The camera taught me that in a way no spreadsheet could.
It reminded me that creative work is not only about output. It is about attention. It is about what you notice, what you preserve, and what you choose to give your focus to.
The Promise I Made on the Road
Seeing the glow in my boys’ eyes as we bumped along those roads, I made a quiet promise to myself.
We would do this more often.
Not someday after everything was perfect. Not after the business was fully built, the bank account was comfortable, and the calendar was clean.

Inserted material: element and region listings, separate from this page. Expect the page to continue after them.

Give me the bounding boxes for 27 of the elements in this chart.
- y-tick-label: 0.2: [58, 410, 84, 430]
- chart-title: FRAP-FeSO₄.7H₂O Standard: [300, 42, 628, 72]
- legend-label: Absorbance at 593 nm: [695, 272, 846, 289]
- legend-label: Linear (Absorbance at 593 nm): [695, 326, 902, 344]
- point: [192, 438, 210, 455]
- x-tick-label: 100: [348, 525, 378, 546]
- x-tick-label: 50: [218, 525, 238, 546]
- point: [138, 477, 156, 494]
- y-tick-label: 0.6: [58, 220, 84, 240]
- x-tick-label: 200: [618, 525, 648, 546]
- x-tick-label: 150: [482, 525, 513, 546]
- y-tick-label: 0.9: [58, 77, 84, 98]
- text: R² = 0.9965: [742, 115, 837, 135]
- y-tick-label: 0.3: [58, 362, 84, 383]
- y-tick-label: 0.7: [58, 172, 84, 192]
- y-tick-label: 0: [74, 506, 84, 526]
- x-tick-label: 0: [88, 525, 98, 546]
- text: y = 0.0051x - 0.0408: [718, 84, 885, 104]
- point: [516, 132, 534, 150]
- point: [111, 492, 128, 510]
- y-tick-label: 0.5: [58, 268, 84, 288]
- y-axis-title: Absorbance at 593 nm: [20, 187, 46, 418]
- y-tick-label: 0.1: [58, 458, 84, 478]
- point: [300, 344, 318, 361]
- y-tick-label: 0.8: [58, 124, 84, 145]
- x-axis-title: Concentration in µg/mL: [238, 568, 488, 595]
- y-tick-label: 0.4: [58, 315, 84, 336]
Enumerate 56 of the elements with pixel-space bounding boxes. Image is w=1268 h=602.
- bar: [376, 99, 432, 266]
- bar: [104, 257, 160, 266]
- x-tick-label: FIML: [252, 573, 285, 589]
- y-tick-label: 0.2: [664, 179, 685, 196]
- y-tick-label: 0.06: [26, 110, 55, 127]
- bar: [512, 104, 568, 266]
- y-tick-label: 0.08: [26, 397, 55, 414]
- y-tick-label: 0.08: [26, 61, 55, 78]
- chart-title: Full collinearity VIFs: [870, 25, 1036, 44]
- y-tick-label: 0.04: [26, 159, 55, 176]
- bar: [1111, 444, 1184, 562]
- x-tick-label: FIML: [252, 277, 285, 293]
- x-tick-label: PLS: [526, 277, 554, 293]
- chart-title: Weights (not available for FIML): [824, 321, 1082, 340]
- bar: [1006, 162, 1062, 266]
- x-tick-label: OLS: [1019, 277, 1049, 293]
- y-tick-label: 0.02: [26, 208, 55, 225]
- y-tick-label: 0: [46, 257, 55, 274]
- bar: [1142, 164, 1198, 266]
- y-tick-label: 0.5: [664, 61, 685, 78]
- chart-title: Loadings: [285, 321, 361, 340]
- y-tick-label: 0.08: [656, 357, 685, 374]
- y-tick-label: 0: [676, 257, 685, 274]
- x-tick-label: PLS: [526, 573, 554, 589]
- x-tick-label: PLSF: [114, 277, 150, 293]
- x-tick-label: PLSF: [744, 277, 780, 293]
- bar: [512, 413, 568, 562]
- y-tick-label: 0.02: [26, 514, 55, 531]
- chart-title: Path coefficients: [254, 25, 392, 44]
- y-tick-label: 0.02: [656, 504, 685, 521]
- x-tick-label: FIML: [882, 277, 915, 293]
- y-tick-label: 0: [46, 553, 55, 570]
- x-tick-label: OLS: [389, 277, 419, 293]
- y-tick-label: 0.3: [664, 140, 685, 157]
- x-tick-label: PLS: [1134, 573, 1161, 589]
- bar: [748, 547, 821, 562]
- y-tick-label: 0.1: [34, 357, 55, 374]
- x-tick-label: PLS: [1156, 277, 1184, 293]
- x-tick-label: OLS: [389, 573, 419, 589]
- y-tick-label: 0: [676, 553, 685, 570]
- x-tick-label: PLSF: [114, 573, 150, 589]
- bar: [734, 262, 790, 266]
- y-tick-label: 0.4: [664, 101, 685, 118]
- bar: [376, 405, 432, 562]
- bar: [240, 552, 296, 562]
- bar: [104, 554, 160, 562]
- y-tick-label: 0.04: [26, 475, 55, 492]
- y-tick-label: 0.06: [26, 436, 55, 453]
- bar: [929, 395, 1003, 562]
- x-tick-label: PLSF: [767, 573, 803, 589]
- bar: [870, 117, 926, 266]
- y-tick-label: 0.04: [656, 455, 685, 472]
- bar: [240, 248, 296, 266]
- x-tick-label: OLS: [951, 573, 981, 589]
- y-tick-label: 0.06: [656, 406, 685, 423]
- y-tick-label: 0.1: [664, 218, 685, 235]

We would do it in the middle of rebuilding. We would make room for beauty while life was still being repaired.
That mattered because joy cannot always wait until after stability arrives.
Sometimes joy helps build stability.
Those mountain drives became part of our way forward. The camera became a tool for memory, exploration, work, and presence. My sons saw me making images, but more than that, they saw me paying attention to the world with wonder.
That is something I hope they carry.
The Measure I Trust Now
Today, I still care about building meaningful work.
I care about products, articles, tools, education, visuals, and systems. I care about helping creators build with more clarity and create stronger work. I care about business because business can become a structure that supports a life.
But I do not trust success if it pulls me away from the people I love without returning something better.
Presence is the measure now.
Can I build work that supports my sons and lets me be with them? Can I create resources that help other creators while preserving the life I am trying to live? Can I grow without disappearing? Can I carry ambition and fatherhood in the same hands?
The answer is not always simple.
But I know the direction.
A camera, two boys, and the Montana hills helped teach it to me.